Archie Americana Volume 1: Best of the 1940s HC, 2011
Archie Andrews, (along with many of the rest of his timeless Riverdale gang), celebrates his 80th anniversary this year.
Starting as a back-up feature in MLJ’s Pep Comics #22 (cover date December 1941), Archie and his pals gradually took over the whole comic, and eventually, in 1946, the entire company.

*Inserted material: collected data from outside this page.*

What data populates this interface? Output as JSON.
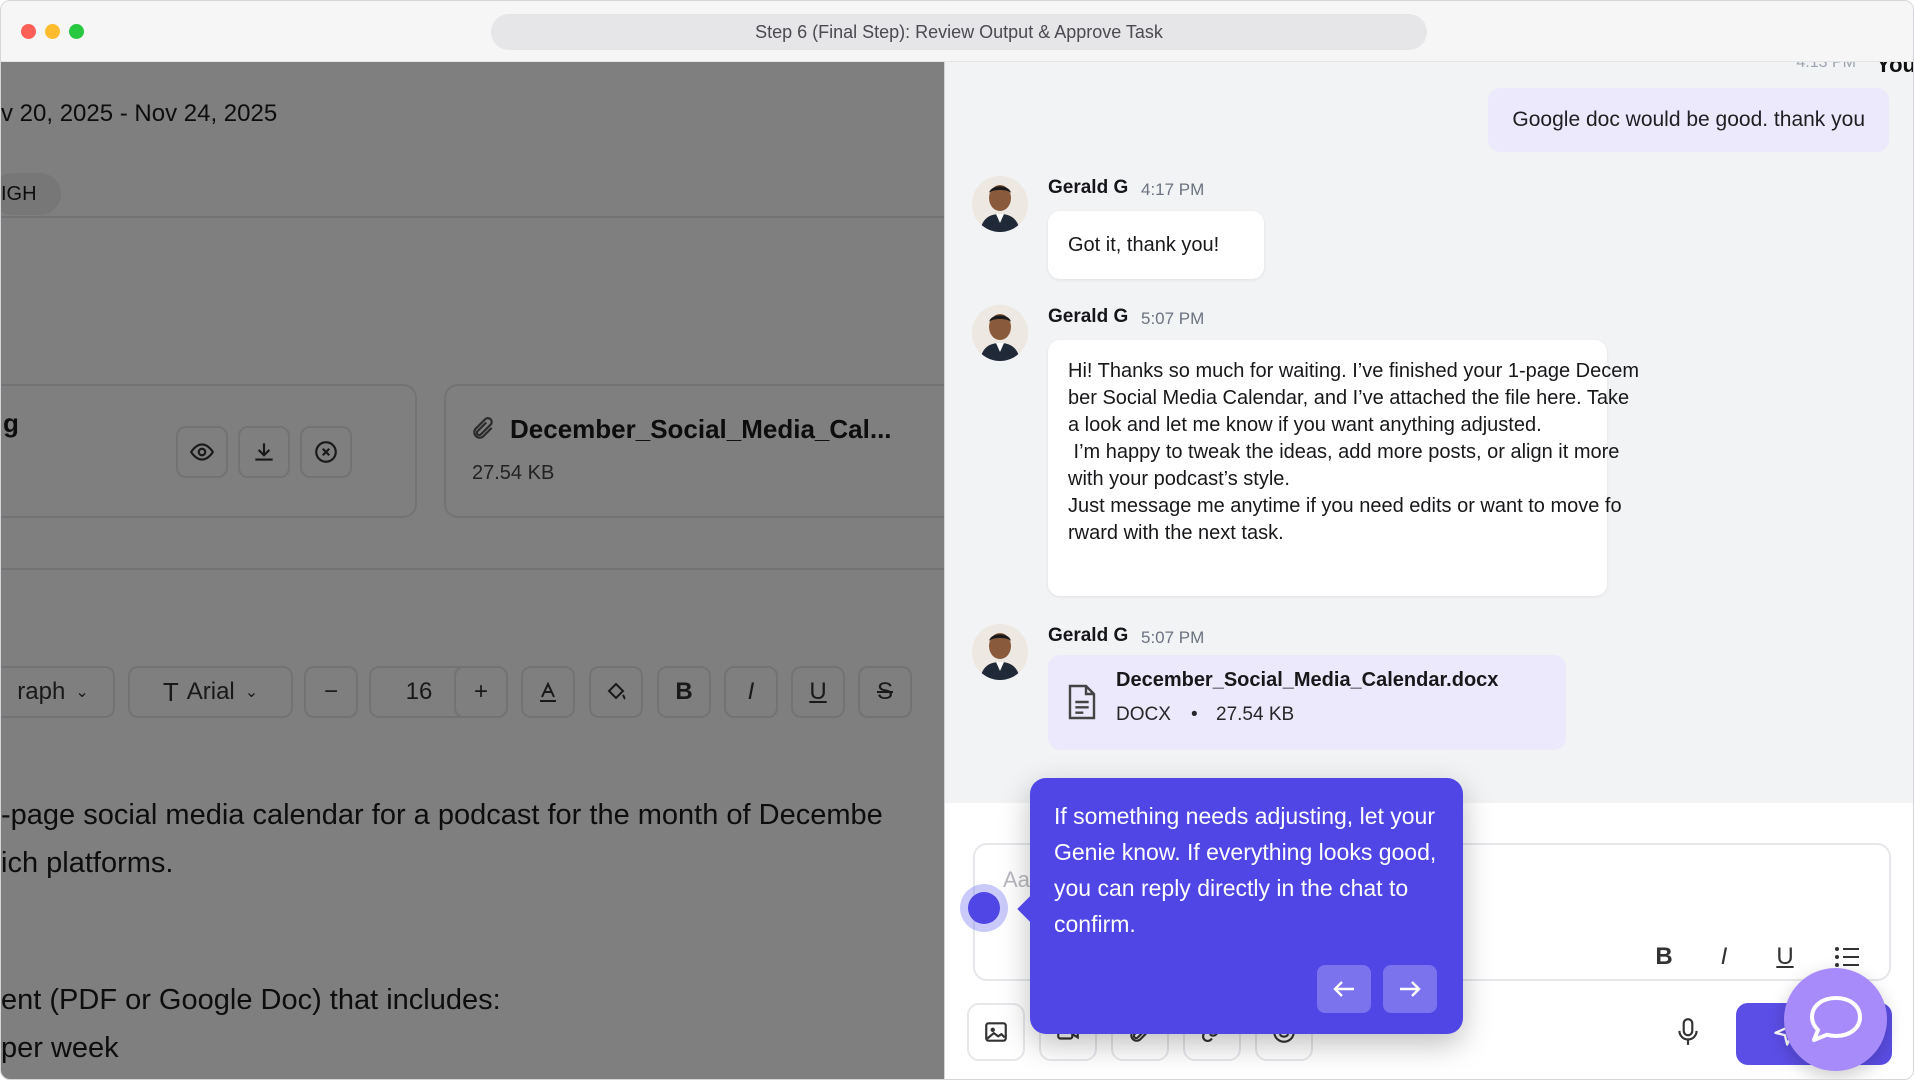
{
  "window": {
    "title": "Step 6 (Final Step): Review Output & Approve Task"
  },
  "task_panel": {
    "date_range": "v 20, 2025 - Nov 24, 2025",
    "priority": "IGH",
    "file_card_1": {
      "name": "g"
    },
    "file_card_2": {
      "name": "December_Social_Media_Cal...",
      "size": "27.54 KB"
    },
    "editor_toolbar": {
      "paragraph_style": "raph",
      "font": "Arial",
      "font_size": "16"
    },
    "doc_lines": [
      "-page social media calendar for a podcast for the month of Decembe",
      "ich platforms.",
      "ent (PDF or Google Doc) that includes:",
      "per week"
    ]
  },
  "chat": {
    "top_time": "4:13 PM",
    "you_label": "You",
    "own_message": "Google doc would be good. thank you",
    "messages": [
      {
        "sender": "Gerald G",
        "time": "4:17 PM",
        "text": "Got it, thank you!"
      },
      {
        "sender": "Gerald G",
        "time": "5:07 PM",
        "lines": [
          "Hi! Thanks so much for waiting. I’ve finished your 1-page Decem",
          "ber Social Media Calendar, and I’ve attached the file here. Take",
          "a look and let me know if you want anything adjusted.",
          "",
          " I’m happy to tweak the ideas, add more posts, or align it more",
          "with your podcast’s style.",
          "Just message me anytime if you need edits or want to move fo",
          "rward with the next task."
        ]
      },
      {
        "sender": "Gerald G",
        "time": "5:07 PM"
      }
    ],
    "attachment": {
      "filename": "December_Social_Media_Calendar.docx",
      "type": "DOCX",
      "separator": "•",
      "size": "27.54 KB"
    },
    "composer": {
      "placeholder": "Aa"
    }
  },
  "tooltip": {
    "text": "If something needs adjusting, let your Genie know. If everything looks good, you can reply directly in the chat to confirm."
  },
  "icons": {
    "eye": "eye-icon",
    "download": "download-icon",
    "remove": "close-circle-icon",
    "paperclip": "paperclip-icon",
    "file": "document-icon",
    "mic": "microphone-icon",
    "send": "send-icon",
    "chat": "chat-bubble-icon"
  },
  "colors": {
    "accent": "#4f46e5",
    "own_bubble": "#ebe9fb",
    "fab": "#a78bfa"
  }
}
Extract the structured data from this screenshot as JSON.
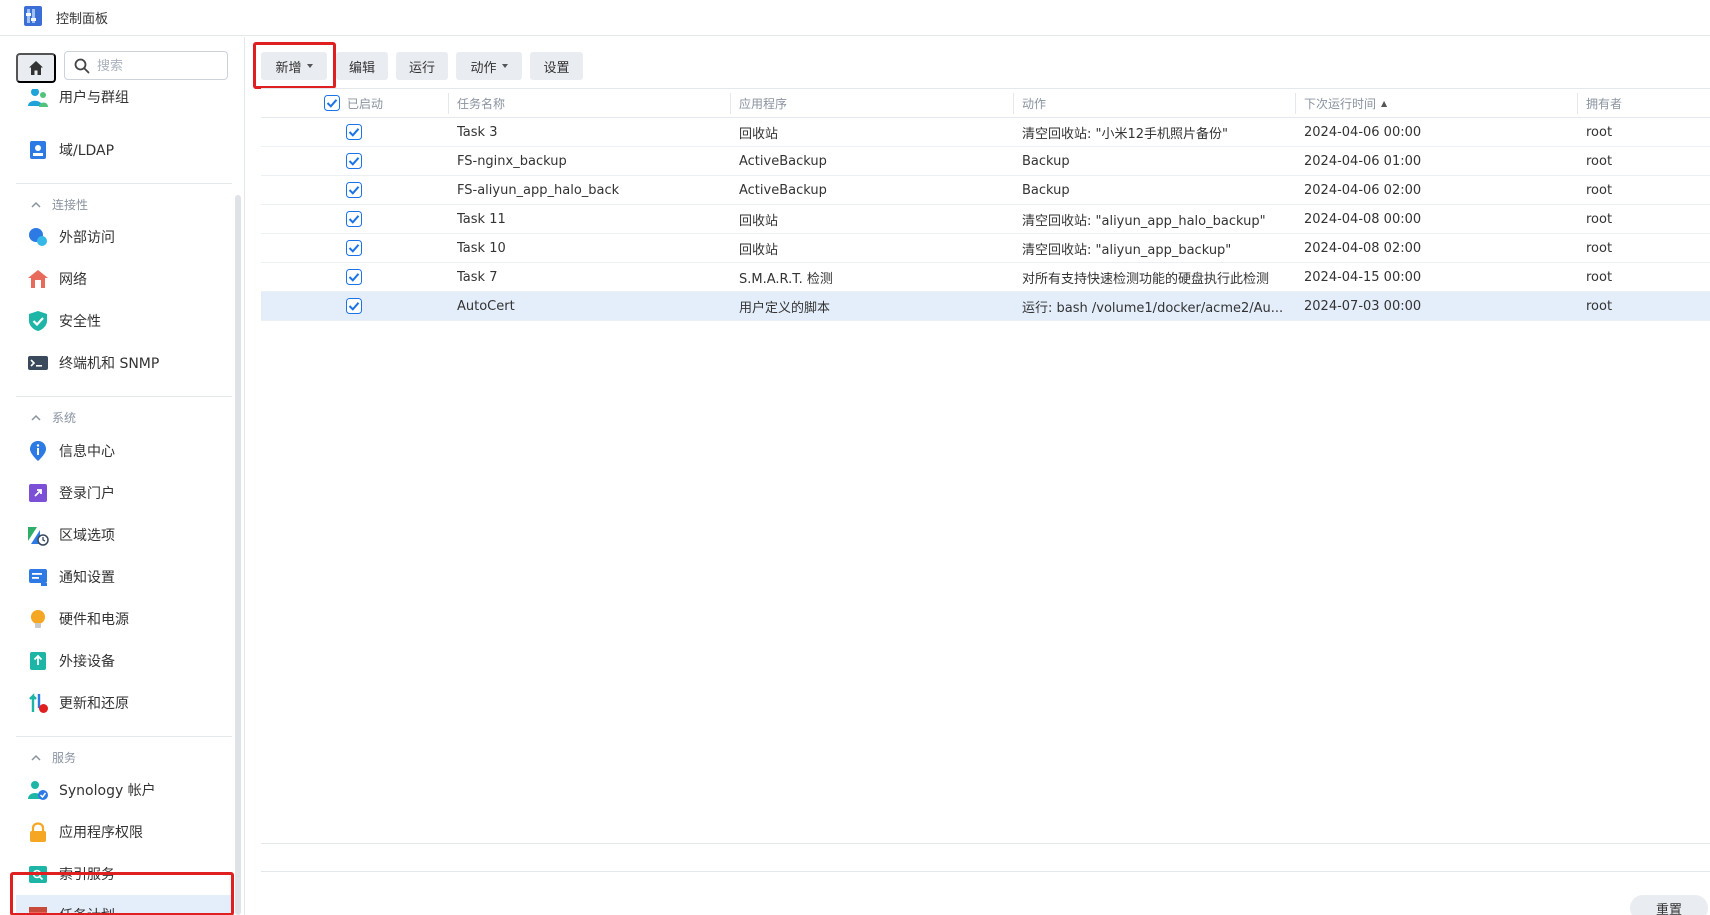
{
  "app": {
    "title": "控制面板"
  },
  "search": {
    "placeholder": "搜索"
  },
  "sidebar": {
    "items_top": [
      {
        "label": "用户与群组",
        "icon": "users-icon"
      },
      {
        "label": "域/LDAP",
        "icon": "ldap-icon"
      }
    ],
    "sections": [
      {
        "label": "连接性",
        "items": [
          {
            "label": "外部访问",
            "icon": "external-access-icon"
          },
          {
            "label": "网络",
            "icon": "network-icon"
          },
          {
            "label": "安全性",
            "icon": "shield-icon"
          },
          {
            "label": "终端机和 SNMP",
            "icon": "terminal-icon"
          }
        ]
      },
      {
        "label": "系统",
        "items": [
          {
            "label": "信息中心",
            "icon": "info-icon"
          },
          {
            "label": "登录门户",
            "icon": "login-portal-icon"
          },
          {
            "label": "区域选项",
            "icon": "region-icon"
          },
          {
            "label": "通知设置",
            "icon": "notification-icon"
          },
          {
            "label": "硬件和电源",
            "icon": "lightbulb-icon"
          },
          {
            "label": "外接设备",
            "icon": "external-device-icon"
          },
          {
            "label": "更新和还原",
            "icon": "update-icon"
          }
        ]
      },
      {
        "label": "服务",
        "items": [
          {
            "label": "Synology 帐户",
            "icon": "synology-account-icon"
          },
          {
            "label": "应用程序权限",
            "icon": "lock-icon"
          },
          {
            "label": "索引服务",
            "icon": "index-icon"
          },
          {
            "label": "任务计划",
            "icon": "calendar-icon",
            "active": true
          }
        ]
      }
    ]
  },
  "toolbar": {
    "create_label": "新增",
    "edit_label": "编辑",
    "run_label": "运行",
    "action_label": "动作",
    "settings_label": "设置"
  },
  "table": {
    "columns": {
      "enabled": "已启动",
      "name": "任务名称",
      "app": "应用程序",
      "action": "动作",
      "next_run": "下次运行时间",
      "owner": "拥有者"
    },
    "sort_indicator": "▲",
    "rows": [
      {
        "enabled": true,
        "name": "Task 3",
        "app": "回收站",
        "action": "清空回收站: \"小米12手机照片备份\"",
        "next_run": "2024-04-06 00:00",
        "owner": "root"
      },
      {
        "enabled": true,
        "name": "FS-nginx_backup",
        "app": "ActiveBackup",
        "action": "Backup",
        "next_run": "2024-04-06 01:00",
        "owner": "root"
      },
      {
        "enabled": true,
        "name": "FS-aliyun_app_halo_back",
        "app": "ActiveBackup",
        "action": "Backup",
        "next_run": "2024-04-06 02:00",
        "owner": "root"
      },
      {
        "enabled": true,
        "name": "Task 11",
        "app": "回收站",
        "action": "清空回收站: \"aliyun_app_halo_backup\"",
        "next_run": "2024-04-08 00:00",
        "owner": "root"
      },
      {
        "enabled": true,
        "name": "Task 10",
        "app": "回收站",
        "action": "清空回收站: \"aliyun_app_backup\"",
        "next_run": "2024-04-08 02:00",
        "owner": "root"
      },
      {
        "enabled": true,
        "name": "Task 7",
        "app": "S.M.A.R.T. 检测",
        "action": "对所有支持快速检测功能的硬盘执行此检测",
        "next_run": "2024-04-15 00:00",
        "owner": "root"
      },
      {
        "enabled": true,
        "name": "AutoCert",
        "app": "用户定义的脚本",
        "action": "运行: bash /volume1/docker/acme2/Au...",
        "next_run": "2024-07-03 00:00",
        "owner": "root",
        "selected": true
      }
    ]
  },
  "footer": {
    "reset_label": "重置"
  },
  "colors": {
    "accent": "#1a73e8",
    "highlight": "#e02020",
    "selected_row": "#e4eefb"
  }
}
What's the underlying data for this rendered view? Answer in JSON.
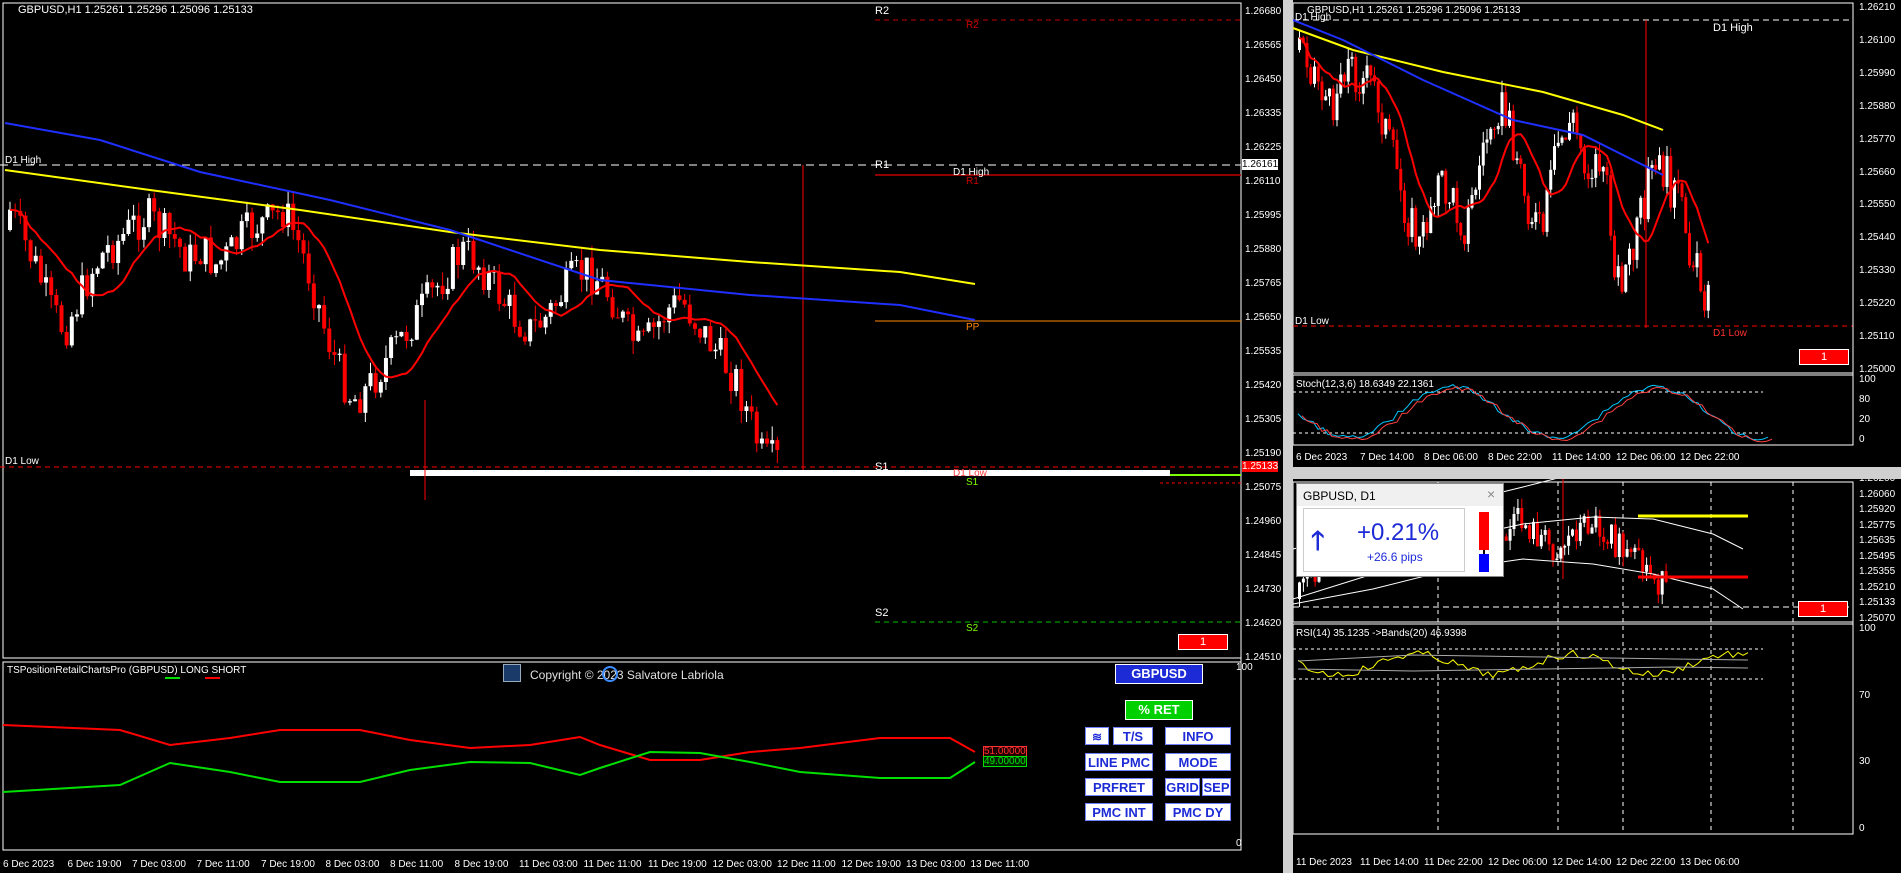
{
  "colors": {
    "up": "#ffffff",
    "down": "#ff0000",
    "ma_fast": "#ff0000",
    "ma_mid": "#1f2fff",
    "ma_slow": "#ffff00",
    "grid": "#ffffff",
    "stoch": "#00c8ff",
    "rsi": "#ffff00",
    "long_line": "#ff0000",
    "short_line": "#00e000",
    "bb": "#ffffff",
    "button_text": "#1d2bd6"
  },
  "main": {
    "title": "GBPUSD,H1  1.25261 1.25296 1.25096 1.25133",
    "price_axis": [
      "1.26680",
      "1.26565",
      "1.26450",
      "1.26335",
      "1.26225",
      "1.26110",
      "1.25995",
      "1.25880",
      "1.25765",
      "1.25650",
      "1.25535",
      "1.25420",
      "1.25305",
      "1.25190",
      "1.25075",
      "1.24960",
      "1.24845",
      "1.24730",
      "1.24620",
      "1.24510"
    ],
    "time_axis": [
      "6 Dec 2023",
      "6 Dec 19:00",
      "7 Dec 03:00",
      "7 Dec 11:00",
      "7 Dec 19:00",
      "8 Dec 03:00",
      "8 Dec 11:00",
      "8 Dec 19:00",
      "11 Dec 03:00",
      "11 Dec 11:00",
      "11 Dec 19:00",
      "12 Dec 03:00",
      "12 Dec 11:00",
      "12 Dec 19:00",
      "13 Dec 03:00",
      "13 Dec 11:00"
    ],
    "labels": {
      "d1_high": "D1 High",
      "d1_low": "D1 Low",
      "r2": "R2",
      "r2r": "R2",
      "r1": "R1",
      "r1r": "R1",
      "pp": "PP",
      "s1": "S1",
      "s1g": "S1",
      "s2": "S2",
      "s2g": "S2",
      "d1_high_mid": "D1 High",
      "d1_low_mid": "D1 Low",
      "tag": "1"
    },
    "d1_high_price": "1.26161",
    "current_price": "1.25133"
  },
  "indicator": {
    "title": "TSPositionRetailChartsPro (GBPUSD) LONG SHORT",
    "copyright": "Copyright © 2023 Salvatore Labriola",
    "symbol_button": "GBPUSD",
    "ret_button": "% RET",
    "buttons": [
      "T/S",
      "INFO",
      "LINE PMC",
      "MODE",
      "PRFRET",
      "GRID",
      "SEP",
      "PMC INT",
      "PMC DY"
    ],
    "value_long": "51.00000",
    "value_short": "49.00000",
    "axis": [
      "100",
      "0"
    ]
  },
  "right_top": {
    "title": "GBPUSD,H1  1.25261 1.25296 1.25096 1.25133",
    "price_axis": [
      "1.26210",
      "1.26100",
      "1.25990",
      "1.25880",
      "1.25770",
      "1.25660",
      "1.25550",
      "1.25440",
      "1.25330",
      "1.25220",
      "1.25110",
      "1.25000"
    ],
    "labels": {
      "d1_high_left": "D1 High",
      "d1_high": "D1 High",
      "d1_low_left": "D1 Low",
      "d1_low": "D1 Low",
      "tag": "1"
    },
    "stoch_title": "Stoch(12,3,6) 18.6349 22.1361",
    "stoch_axis": [
      "100",
      "80",
      "20",
      "0"
    ],
    "time_axis": [
      "6 Dec 2023",
      "7 Dec 14:00",
      "8 Dec 06:00",
      "8 Dec 22:00",
      "11 Dec 14:00",
      "12 Dec 06:00",
      "12 Dec 22:00"
    ]
  },
  "right_bottom": {
    "popup_title": "GBPUSD, D1",
    "popup_percent": "+0.21%",
    "popup_pips": "+26.6 pips",
    "price_axis": [
      "1.26200",
      "1.26060",
      "1.25920",
      "1.25775",
      "1.25635",
      "1.25495",
      "1.25355",
      "1.25210",
      "1.25133",
      "1.25070"
    ],
    "current_price": "1.25133",
    "tag": "1",
    "rsi_title": "RSI(14) 35.1235  ->Bands(20) 46.9398",
    "rsi_axis": [
      "100",
      "70",
      "30",
      "0"
    ],
    "time_axis": [
      "11 Dec 2023",
      "11 Dec 14:00",
      "11 Dec 22:00",
      "12 Dec 06:00",
      "12 Dec 14:00",
      "12 Dec 22:00",
      "13 Dec 06:00"
    ]
  }
}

Archie’s creation is generally credited to MLJ founder John Goldwater, and cartoonist Bob Montana. Montana apparently based many of the characters on friends and neighbors from his high school days in Haverhill, Massachusetts.
IDW Publishing and Dark Horse both relentlessly chased Archie Comics for archival reprint rights — an area the company itself was slow to develop, and in 2009, Archie ultimately split those reprint rights between the two publishers.
AT IDW, we published hardcover “Best of” collections, based on both era and artist. We also added the Archie strips to our Library of American Comics imprint headed by Dean Mullaney. (More on that later.)
Andrew Pepoy drew era-specific covers for all four Archie’s Americana volumes. This cover from the first volume — Best of the 40s — is a faithful and clever re-working of Montana’s cover for Archie’s Pals and Gals #3. Ironically, Montana’s original is from the 50s (1954), but I don’t think anyone complained.
More Archie coming up in the next few posts as we celebrate his very youthful 80th.